About four o'clock they held a semi-ceremonial restocking affair on the High Street bridge over Spring Creek, one guy dipping trout and other big fish out of a truck into buckets, and a line of guys through the bushes down to the wall to hand them down to a guy who was showing them to the kids before emptying the buckets into a temporary sluiceway the last twenty feet into the creek. I kept expecting one of the kids or a member of the bucket brigade to overbalance and fall into the creek, but luck was with them, and the only victim was an especially large rainbow trout who was too big to fit into a bucket, and got handed down in the net, bounding out of the sluiceway before he got a foot and a half down, thus plummeting over a dozen feet into the water. Nobody saw the trout float to the surface, so the assumption was that he survived his plunge.

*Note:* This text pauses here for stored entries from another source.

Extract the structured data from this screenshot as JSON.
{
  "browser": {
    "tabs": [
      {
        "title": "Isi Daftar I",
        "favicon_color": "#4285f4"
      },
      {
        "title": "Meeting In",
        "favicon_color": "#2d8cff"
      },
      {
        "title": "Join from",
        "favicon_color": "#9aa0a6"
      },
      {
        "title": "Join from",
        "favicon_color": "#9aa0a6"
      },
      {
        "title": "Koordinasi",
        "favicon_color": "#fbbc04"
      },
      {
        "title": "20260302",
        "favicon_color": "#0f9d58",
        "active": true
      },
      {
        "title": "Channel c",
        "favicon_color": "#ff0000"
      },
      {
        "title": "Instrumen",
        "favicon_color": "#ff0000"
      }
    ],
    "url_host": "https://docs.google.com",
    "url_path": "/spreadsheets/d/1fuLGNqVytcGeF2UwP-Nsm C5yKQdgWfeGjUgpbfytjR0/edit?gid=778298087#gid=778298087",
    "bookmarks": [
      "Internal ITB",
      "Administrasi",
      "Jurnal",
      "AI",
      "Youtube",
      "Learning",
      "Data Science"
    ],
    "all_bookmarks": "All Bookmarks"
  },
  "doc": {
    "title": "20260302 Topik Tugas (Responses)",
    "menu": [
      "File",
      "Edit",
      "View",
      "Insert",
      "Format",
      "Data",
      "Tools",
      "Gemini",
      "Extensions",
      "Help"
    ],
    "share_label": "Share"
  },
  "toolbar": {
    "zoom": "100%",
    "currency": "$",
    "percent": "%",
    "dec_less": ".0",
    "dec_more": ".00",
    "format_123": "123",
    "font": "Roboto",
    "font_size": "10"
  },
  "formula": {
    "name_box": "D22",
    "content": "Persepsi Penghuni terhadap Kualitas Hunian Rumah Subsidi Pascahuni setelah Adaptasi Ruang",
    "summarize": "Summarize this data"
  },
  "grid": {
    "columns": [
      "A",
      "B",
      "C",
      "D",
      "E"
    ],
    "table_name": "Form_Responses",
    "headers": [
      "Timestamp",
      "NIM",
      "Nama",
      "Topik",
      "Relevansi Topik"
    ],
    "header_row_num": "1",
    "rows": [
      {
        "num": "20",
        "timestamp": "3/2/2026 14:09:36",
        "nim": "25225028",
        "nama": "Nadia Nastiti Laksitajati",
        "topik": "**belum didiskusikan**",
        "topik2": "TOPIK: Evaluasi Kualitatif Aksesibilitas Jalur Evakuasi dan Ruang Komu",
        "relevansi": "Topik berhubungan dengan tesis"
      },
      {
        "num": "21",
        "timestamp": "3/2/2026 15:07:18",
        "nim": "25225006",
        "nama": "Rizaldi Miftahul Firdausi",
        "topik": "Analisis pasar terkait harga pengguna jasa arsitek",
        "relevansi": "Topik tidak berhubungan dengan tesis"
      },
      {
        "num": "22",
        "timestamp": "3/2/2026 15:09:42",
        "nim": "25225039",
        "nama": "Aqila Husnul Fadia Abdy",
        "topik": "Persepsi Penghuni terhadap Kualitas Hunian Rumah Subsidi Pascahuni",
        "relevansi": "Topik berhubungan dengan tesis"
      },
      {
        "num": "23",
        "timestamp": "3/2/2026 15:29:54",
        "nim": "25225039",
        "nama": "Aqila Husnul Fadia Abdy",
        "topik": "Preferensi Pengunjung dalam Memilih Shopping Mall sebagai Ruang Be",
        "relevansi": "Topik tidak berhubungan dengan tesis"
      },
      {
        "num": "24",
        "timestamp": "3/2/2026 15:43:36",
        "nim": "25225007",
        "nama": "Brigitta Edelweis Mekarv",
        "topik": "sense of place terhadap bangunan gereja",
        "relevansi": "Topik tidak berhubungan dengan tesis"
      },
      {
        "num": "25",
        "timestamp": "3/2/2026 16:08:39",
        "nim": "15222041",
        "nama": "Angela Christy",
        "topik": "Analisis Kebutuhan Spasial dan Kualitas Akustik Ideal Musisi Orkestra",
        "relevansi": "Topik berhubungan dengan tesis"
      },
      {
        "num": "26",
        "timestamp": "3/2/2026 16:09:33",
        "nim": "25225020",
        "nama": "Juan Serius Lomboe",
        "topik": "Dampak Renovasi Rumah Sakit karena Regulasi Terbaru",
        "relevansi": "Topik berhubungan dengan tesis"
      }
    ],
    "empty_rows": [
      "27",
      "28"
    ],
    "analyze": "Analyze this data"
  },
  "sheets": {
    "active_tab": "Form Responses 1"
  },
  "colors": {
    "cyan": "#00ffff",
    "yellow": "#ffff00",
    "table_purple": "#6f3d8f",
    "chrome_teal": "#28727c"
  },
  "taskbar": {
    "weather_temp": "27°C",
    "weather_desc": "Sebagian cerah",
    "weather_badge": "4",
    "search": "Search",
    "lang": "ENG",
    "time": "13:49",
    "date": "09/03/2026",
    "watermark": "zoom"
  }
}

Later that evening I walked to Milesburg along the railroad. It runs along the far side of the water gap from Rt. 150/144, and I had never gone down that side of the creek before. Turns out there's a surprisingly large switchyard down there, with about a half-dozen sidings and thirty or forty empty cars sitting on one track or another. The fishermen were plentiful as well, no doubt getting their first crack at the newly released fish, although the one man I talked to, walking along the track towards his favorite spot, hadn't heard about the restocking when I asked. There were at least a dozen flyfishermen enjoying the early evening weather, in the creek between the mouths of Buffalo Run and Bald Eagle Creek. Not a bad walk, if a trifle uneven in places. Railbed gravel can be a little on the rockish side of big for walking.